Scheme for sub-shot-noise transmission measurement using a time multiplexed single-photon source

TL;DR

This paper demonstrates through simulation that a time-multiplexed single-photon source can achieve sub-shot-noise transmission measurements, enabling more precise optical absorption measurements with minimal light intensity.

Contribution

The work introduces a simulation-based scheme using a multiplexed SPDC photon source and binary temporal division to attain sub-shot-noise performance without number-resolving detectors.

Findings

Sub-shot-noise performance achieved with improvement factors of 1.5 to 2.

Effective even with threshold detectors, reducing experimental complexity.

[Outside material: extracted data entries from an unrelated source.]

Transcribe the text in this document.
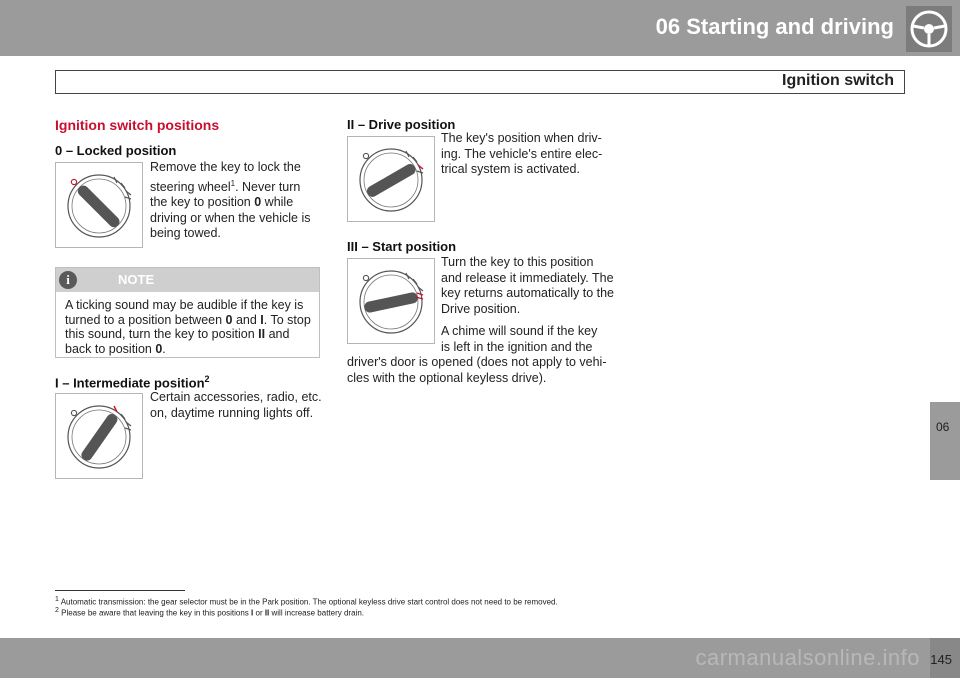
06 Starting and driving
Ignition switch
06
Ignition switch positions
0 – Locked position
Remove the key to lock the steering wheel$^1$. Never turn the key to position 0 while driving or when the vehicle is being towed.
i	NOTE
A ticking sound may be audible if the key is turned to a position between 0 and I. To stop this sound, turn the key to position II and back to position 0.
I – Intermediate position$^2$
Certain accessories, radio, etc. on, daytime running lights off.
II – Drive position
The key's position when driv-ing. The vehicle's entire elec-trical system is activated.
III – Start position
Turn the key to this position and release it immediately. The key returns automatically to the Drive position.
A chime will sound if the key
is left in the ignition and the
driver's door is opened (does not apply to vehi-cles with the optional keyless drive).
$^1$ Automatic transmission: the gear selector must be in the Park position. The optional keyless drive start control does not need to be removed.
$^2$ Please be aware that leaving the key in this positions I or II will increase battery drain.
carmanualsonline.info 145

Potential for minimally invasive biological and material measurements.

Abstract

A promising result from optical quantum metrology is the ability to achieve sub-shot-noise performance in transmission or absorption measurements. This is due to the significantly lower uncertainty in light intensity of quantum beams with respect to their classical counterparts. In this work, we simulate the outcome of an experiment that uses a multiplexed single-photon source based on pair generation by continuous spontaneous parametric down conversion (SPDC) followed by a time multiplexing set-up with a binary temporal division strategy, considering several types of experimental losses. With such source, the sub-Poissonian statistics of the output signal is the key for achieving sub-shot-noise performance. We compare the numerical results with two paradigmatic limits: the shot-noise limit (achieved using coherent sources) and the quantum limit (obtained with an ideal photon-number Fock state as the input source). We also investigate conditions in which threshold detectors can be used, and the effect of input light fluctuations on the measurement error. Results show that sub-shot-noise performance can be achieved, even without using number-resolving detectors, with improvement factors that range from 1.5 to 2. This technique would allow measurements of optical absorption of a sample with reasonable uncertainty using ultra-low light intensity and minimum disruption of biological or other fragile specimens.